I have a nginx server with 5 backend servers. We serve around 400-500 requests/second. I have started getting a large number of Upstream Timed out errors (110: Connection timed out)
Error string in error.log looks like
2011/01/10 21:59:46 [error] 1153#0: *1699246778 upstream timed out (110: Connection timed out) while reading response header from upstream, client: {IP}, server: {domain}, request: "GET {URL} HTTP/1.1", upstream: "http://{backend_server}:80/{url}", host: "{domain}", referrer: "{referrer}"
Any suggestions how to debug such errors. I am unable to find a munin plugin to keep a check on number of upstream errors. Sometime the number of errors per day is way too high and somedays its a more decent 3 digit number. A munin graph would probably help us finding out any pattern or correlation with anything else
How can we make the number of such error as ZERO
As Martin said, this error belong to your backends, although you can make sure that you don't queue too much requests on a failed backend and get a good overview of backend status with haproxy and its queueing and healthchecking capabilities. Logging of upstream response time in nginx ($upstream_response_time) can be helpful too.

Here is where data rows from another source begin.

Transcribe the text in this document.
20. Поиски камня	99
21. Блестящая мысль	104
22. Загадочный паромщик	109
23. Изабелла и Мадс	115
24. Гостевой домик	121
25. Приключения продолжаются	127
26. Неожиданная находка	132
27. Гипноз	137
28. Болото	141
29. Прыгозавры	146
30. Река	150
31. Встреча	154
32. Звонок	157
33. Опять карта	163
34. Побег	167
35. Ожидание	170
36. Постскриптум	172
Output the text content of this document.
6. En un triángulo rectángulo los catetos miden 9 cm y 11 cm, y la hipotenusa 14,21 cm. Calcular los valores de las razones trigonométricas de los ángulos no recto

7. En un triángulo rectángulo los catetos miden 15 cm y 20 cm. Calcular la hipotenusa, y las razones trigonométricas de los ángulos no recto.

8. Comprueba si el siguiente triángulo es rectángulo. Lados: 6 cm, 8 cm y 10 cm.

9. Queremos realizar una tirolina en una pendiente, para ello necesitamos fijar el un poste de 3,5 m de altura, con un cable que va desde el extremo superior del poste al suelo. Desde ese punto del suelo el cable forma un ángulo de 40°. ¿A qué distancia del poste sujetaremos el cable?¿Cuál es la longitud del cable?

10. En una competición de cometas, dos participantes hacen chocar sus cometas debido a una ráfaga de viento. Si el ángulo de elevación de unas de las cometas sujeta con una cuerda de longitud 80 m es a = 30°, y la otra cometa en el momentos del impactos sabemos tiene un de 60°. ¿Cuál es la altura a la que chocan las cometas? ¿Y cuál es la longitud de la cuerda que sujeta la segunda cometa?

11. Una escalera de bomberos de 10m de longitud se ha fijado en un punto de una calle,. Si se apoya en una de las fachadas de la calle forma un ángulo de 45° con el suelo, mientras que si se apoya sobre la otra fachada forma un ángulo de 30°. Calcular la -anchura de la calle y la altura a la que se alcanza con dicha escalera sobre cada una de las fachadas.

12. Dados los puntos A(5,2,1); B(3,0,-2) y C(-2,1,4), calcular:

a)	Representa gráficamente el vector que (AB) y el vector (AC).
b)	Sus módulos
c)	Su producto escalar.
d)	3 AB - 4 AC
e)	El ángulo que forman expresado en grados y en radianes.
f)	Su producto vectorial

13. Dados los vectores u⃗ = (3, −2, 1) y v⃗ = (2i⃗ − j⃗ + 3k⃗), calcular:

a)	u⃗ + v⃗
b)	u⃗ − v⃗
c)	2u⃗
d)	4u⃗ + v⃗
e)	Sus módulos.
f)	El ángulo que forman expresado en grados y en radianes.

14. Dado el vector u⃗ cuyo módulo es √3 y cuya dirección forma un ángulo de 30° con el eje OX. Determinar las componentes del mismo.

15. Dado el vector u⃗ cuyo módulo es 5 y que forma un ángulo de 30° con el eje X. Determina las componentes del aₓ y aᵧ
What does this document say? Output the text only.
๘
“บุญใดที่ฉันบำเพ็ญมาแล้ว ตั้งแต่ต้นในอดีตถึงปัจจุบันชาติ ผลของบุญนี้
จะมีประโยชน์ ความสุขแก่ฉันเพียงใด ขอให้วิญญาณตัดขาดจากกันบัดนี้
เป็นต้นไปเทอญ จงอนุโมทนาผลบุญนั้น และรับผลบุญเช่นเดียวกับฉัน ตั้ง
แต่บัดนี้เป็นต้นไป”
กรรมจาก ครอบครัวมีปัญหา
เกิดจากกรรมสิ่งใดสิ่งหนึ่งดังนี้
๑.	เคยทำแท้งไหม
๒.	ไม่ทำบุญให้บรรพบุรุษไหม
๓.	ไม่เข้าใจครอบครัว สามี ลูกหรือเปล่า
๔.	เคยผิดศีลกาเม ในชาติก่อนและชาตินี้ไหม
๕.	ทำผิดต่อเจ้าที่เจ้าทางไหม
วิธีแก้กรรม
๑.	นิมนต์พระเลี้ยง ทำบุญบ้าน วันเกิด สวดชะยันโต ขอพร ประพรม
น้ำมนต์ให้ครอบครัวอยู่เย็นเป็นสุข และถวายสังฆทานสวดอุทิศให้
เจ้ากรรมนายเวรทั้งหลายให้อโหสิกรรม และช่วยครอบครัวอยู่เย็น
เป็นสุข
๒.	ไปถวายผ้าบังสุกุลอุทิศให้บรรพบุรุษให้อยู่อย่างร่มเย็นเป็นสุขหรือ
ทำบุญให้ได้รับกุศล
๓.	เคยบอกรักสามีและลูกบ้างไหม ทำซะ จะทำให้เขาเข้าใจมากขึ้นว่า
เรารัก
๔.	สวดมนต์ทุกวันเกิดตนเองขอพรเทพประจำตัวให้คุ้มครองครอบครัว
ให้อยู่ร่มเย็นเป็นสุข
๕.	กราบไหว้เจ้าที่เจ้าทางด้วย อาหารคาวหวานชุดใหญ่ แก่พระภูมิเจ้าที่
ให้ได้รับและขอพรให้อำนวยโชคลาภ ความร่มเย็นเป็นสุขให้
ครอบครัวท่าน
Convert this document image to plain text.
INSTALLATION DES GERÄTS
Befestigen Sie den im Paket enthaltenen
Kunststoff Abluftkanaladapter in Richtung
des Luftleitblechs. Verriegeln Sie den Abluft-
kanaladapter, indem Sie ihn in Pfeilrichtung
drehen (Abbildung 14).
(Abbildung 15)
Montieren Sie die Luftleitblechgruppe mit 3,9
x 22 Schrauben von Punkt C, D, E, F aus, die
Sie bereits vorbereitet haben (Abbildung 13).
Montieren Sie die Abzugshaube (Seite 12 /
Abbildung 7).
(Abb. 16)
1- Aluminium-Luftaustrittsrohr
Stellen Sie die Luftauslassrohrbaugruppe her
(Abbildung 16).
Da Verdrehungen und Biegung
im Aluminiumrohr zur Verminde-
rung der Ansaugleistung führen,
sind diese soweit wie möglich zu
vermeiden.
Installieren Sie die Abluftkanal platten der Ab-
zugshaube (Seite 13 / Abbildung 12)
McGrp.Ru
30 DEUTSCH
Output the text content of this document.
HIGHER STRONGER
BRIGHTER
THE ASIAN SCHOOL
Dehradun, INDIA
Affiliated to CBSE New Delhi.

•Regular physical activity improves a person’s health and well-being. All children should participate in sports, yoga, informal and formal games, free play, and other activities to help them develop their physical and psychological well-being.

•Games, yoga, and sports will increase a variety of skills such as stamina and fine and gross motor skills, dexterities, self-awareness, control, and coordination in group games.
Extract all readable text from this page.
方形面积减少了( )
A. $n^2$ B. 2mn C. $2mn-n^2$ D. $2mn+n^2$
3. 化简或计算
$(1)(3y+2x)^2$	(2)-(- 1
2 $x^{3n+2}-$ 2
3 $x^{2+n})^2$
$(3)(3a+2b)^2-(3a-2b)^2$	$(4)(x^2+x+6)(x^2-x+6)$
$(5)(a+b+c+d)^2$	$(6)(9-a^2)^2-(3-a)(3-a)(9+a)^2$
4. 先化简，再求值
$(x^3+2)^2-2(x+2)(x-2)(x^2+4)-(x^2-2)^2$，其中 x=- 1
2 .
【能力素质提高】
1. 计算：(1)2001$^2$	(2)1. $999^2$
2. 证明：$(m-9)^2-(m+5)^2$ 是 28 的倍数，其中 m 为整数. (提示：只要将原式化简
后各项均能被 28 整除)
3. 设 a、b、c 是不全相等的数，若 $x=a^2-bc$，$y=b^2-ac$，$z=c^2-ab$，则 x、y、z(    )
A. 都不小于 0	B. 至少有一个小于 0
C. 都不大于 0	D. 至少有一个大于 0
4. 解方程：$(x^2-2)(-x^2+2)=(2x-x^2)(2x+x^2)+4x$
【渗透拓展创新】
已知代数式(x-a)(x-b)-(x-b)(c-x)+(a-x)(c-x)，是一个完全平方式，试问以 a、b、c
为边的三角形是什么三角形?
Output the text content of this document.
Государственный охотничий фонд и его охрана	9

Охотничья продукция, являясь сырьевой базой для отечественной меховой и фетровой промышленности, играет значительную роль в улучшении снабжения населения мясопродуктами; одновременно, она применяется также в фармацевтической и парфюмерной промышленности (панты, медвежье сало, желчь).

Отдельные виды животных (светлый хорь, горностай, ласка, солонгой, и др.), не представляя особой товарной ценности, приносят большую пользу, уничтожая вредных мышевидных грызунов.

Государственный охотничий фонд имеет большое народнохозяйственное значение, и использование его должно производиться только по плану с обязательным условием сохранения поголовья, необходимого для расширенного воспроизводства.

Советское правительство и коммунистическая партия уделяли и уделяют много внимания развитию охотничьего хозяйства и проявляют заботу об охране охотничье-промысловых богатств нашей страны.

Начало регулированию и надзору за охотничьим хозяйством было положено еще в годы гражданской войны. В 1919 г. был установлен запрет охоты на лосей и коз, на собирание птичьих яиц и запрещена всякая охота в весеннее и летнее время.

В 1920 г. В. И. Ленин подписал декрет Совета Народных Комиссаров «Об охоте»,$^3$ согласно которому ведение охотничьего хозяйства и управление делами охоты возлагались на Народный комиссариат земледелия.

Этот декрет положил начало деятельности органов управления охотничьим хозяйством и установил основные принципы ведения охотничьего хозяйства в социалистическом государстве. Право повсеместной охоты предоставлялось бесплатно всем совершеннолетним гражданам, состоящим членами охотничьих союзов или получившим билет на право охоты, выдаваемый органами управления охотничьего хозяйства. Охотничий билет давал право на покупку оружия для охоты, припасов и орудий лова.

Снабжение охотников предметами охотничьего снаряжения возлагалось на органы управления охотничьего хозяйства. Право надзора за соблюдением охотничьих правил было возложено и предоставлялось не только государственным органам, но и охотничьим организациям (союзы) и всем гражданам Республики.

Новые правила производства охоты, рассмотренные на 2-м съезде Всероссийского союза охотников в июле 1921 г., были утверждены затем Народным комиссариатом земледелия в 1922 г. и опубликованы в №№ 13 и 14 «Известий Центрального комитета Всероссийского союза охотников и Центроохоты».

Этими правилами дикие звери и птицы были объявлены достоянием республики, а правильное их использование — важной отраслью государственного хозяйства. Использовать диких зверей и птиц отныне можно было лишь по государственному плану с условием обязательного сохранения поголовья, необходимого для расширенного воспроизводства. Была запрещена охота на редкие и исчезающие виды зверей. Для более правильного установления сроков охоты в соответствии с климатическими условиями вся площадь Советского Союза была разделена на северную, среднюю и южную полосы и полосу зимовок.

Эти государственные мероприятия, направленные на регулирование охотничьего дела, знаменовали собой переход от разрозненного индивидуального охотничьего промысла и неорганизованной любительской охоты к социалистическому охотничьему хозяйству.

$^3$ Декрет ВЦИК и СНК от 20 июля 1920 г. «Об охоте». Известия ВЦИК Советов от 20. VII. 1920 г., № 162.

I had a similar Problem, but mine came from not having the
/etc/hosts
setup properly for my domain.I needed to add the FQDN and just the hostname associated to the IP address of my domain. For example,
Note how the IP is mapped to the FQDN, as well as just it's hostname.
Check the logs for your backend servers. The problem could be on the network, but it's far more likely that your backend servers are taking too long and timing out.